D.C. officials are investigating what caused a
partially demolished wall to collapse onto a
sidewalk barrier built to protect pedestrians from
construction for a new retail and residential
complex along Wisconsin Avenue Thursday.
WASHINGTON – A wall collapsed at a demolition project along a busy D.C. sidewalk Thursday morning and it is raising safety questions.
Contractors were tearing down the wall of an old Giant supermarket in the 3300 block of Wisconsin Avenue in Northwest Washington when the wall fell.
A D.C. official says workers were trying to pull the wall into the construction site when part of it fell the other way, crushing part of a wooden structure built to protect the sidewalk and knocking down a traffic light.
No one was on that part of the sidewalk at the time and no one was injured. The rest of sidewalk along the construction site was shut down while an inspector review what happened.

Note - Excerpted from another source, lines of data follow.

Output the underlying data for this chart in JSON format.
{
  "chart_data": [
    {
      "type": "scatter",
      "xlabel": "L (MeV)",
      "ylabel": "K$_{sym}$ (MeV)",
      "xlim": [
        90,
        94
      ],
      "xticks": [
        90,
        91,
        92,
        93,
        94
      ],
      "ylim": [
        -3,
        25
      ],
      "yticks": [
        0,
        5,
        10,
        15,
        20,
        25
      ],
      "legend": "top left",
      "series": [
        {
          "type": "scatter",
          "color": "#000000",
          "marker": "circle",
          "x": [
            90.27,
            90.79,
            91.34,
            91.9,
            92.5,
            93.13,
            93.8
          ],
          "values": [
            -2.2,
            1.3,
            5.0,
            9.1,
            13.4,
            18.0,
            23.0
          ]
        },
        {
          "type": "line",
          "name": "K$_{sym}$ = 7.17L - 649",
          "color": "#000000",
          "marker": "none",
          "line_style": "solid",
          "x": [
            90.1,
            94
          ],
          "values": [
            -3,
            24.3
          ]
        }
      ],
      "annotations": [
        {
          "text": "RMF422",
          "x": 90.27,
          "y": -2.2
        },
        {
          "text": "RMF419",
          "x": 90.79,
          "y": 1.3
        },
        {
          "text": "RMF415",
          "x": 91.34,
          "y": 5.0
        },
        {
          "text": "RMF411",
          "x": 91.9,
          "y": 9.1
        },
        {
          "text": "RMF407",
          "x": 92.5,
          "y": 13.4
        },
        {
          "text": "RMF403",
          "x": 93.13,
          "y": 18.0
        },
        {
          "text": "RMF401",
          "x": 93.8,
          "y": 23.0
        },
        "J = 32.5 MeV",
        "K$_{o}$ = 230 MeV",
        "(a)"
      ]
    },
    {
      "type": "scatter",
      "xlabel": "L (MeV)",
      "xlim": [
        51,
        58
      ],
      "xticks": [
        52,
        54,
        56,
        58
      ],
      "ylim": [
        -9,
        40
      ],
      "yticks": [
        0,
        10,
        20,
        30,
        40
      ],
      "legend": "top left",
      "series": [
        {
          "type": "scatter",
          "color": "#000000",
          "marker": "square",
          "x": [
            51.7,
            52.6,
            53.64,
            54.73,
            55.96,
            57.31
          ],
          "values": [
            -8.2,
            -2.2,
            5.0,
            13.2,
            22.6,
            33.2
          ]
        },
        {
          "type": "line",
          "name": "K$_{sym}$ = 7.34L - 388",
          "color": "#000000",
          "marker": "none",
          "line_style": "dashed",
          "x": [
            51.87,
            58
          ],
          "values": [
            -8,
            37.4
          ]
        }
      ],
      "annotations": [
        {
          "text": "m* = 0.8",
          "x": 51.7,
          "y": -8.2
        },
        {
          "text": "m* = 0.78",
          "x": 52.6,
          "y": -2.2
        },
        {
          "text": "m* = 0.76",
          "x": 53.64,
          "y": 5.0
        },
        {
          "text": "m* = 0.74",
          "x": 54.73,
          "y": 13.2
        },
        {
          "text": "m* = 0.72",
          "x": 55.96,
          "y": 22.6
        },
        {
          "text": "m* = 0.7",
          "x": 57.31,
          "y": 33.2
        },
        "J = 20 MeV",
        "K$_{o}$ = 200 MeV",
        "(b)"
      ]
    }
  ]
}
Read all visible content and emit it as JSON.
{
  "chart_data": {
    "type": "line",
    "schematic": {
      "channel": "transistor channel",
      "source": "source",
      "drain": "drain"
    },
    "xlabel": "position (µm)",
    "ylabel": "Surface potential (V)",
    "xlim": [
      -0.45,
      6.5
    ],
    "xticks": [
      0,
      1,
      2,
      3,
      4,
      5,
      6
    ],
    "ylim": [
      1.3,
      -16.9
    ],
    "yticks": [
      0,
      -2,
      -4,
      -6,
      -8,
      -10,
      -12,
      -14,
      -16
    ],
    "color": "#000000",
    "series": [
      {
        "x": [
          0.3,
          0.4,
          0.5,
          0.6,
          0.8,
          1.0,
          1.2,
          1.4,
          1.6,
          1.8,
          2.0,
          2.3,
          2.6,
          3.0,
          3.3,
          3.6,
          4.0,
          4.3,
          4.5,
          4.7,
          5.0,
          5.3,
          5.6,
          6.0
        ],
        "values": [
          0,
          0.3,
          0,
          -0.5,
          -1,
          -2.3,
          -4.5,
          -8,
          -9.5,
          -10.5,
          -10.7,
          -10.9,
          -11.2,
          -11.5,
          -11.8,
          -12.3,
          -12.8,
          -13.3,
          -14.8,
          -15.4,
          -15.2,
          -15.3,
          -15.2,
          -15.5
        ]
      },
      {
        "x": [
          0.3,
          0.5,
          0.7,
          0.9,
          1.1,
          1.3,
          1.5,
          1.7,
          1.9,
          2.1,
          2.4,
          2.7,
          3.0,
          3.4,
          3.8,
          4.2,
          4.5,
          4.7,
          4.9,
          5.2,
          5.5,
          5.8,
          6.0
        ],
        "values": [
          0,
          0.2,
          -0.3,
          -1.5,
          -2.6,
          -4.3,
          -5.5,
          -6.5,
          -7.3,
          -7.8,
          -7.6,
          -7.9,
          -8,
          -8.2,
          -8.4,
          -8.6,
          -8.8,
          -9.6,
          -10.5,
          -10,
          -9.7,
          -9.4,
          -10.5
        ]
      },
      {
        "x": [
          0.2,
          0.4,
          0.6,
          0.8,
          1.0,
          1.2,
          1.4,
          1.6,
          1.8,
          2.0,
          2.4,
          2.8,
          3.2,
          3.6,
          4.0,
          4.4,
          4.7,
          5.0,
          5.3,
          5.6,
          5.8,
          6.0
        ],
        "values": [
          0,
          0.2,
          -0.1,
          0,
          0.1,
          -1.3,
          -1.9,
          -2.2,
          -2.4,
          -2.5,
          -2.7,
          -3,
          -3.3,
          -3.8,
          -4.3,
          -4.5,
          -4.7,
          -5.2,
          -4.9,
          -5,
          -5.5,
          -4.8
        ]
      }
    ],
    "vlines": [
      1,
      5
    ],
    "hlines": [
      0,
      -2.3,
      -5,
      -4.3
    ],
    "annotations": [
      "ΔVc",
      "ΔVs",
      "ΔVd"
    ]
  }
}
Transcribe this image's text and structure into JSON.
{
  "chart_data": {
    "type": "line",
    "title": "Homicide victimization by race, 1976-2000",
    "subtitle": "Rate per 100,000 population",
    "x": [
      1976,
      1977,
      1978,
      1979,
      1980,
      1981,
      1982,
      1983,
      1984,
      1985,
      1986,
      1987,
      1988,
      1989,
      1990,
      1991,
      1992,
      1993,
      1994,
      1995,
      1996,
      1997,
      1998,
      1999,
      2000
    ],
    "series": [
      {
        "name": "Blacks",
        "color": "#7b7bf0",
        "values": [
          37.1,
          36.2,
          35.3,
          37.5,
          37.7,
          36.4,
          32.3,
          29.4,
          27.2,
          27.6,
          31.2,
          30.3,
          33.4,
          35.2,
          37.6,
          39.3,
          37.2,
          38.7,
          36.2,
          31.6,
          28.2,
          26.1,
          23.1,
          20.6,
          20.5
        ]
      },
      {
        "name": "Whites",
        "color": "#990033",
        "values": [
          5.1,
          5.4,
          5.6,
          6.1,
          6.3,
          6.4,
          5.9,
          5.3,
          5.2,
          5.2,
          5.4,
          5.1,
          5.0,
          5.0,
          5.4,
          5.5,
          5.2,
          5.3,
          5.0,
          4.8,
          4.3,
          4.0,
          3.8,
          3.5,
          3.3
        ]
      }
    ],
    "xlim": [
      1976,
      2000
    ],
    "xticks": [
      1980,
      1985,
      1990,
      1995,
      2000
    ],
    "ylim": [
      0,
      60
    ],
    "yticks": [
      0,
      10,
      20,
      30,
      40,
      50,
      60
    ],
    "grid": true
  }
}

Although initial reports indicated the sidewalk was not closed to pedestrians before the demolition, ANC Commissioner Carl Roller said in an email Friday that he spoke with the developer and was assured pedestrian traffic was stopped during the wall removal.
“This was to ensure that during this delicate phase of the demolition, there was no danger to the public and minimal damage to the immediately adjacent structures,” Roller relayed.
The old supermarket, a bank, a drug store and several retail stores are being demolished to prepare for a massive commercial and residential redevelopment project near Newark Street.